Responding to Home Office figures published on Wednesday, the Chief Constable said: “South Yorkshire Police continues to be in a strong position with regards to recruitment of student police officers.
“We have made a promising start to the new financial year, and we remain on track to meet our year end targets for both the national uplift, and our own force uplift, as well as welcoming additional officers from the Police Now and Detective Now schemes.
“Since April 2019, we have seen 763 new officers join the force, consisting of 690 new recruits and 73 transferees, supplemented by 58 returners, all of whom are in various stages throughout their training. At present, some 510 of the new recruits have been out working in our districts as part of their on the job learning.
“We are currently recruiting for police officers, and we expect to receive a large number of applications during this live period. In our last live application period in September 2020, we exceeded our headcount target for 2020/21 by 119 officers.
“This is an exciting time for the force, and I would encourage anyone interested in becoming a police officer to visit our website - www.southyorks.police.uk/bethefuture - to find out more information on the role, and to apply online.

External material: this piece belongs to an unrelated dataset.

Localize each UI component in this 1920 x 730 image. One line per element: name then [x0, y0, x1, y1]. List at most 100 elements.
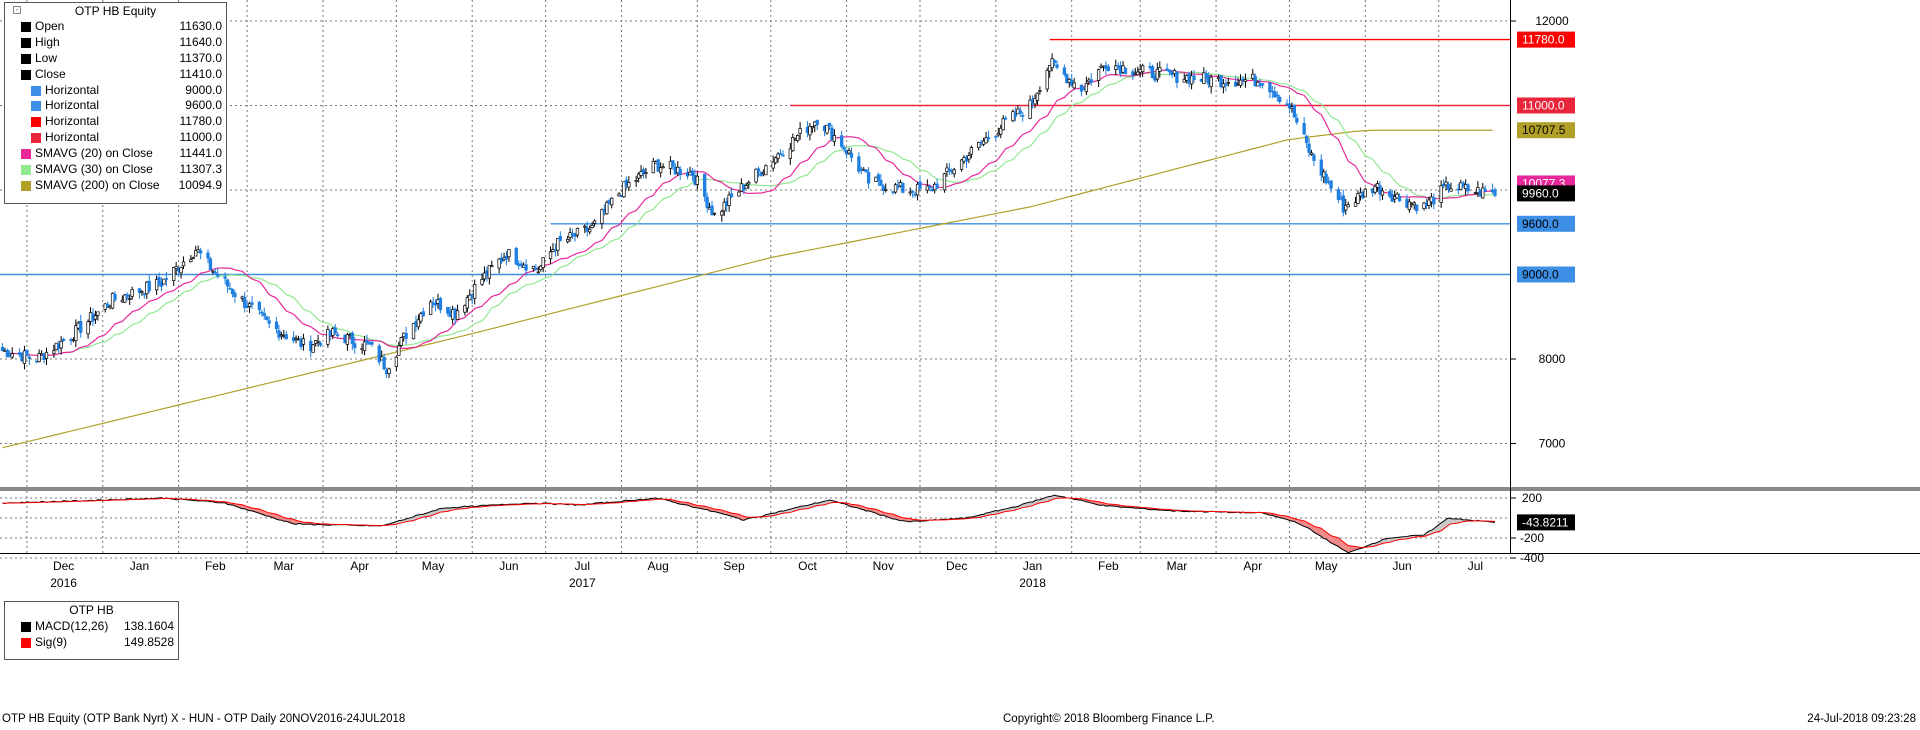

“South Yorkshire Police is strongly committed to reflecting the communities we serve, and as such we warmly welcome applicants from all cultures and backgrounds to join us and complement our existing service.”
A manifesto commitment of the current government was a pledge to recruit an additional 20,000 police officers in England and Wales by March 31, 2023.
In England and Wales, 9,814 of these new officers have been recruited so far using funding from the ‘Police Uplift Programme’.
The Home Office added that a further 326 additional officers had been recruited through other funding streams, such as from local council tax precepts.
The current headcount of officers in England and Wales stood at 138,574 officers on June 30, 2021.
This year, the council tax in Sheffield rose to accommodate the expanding police force. The rise meant a £15 per year increase for a Band D property.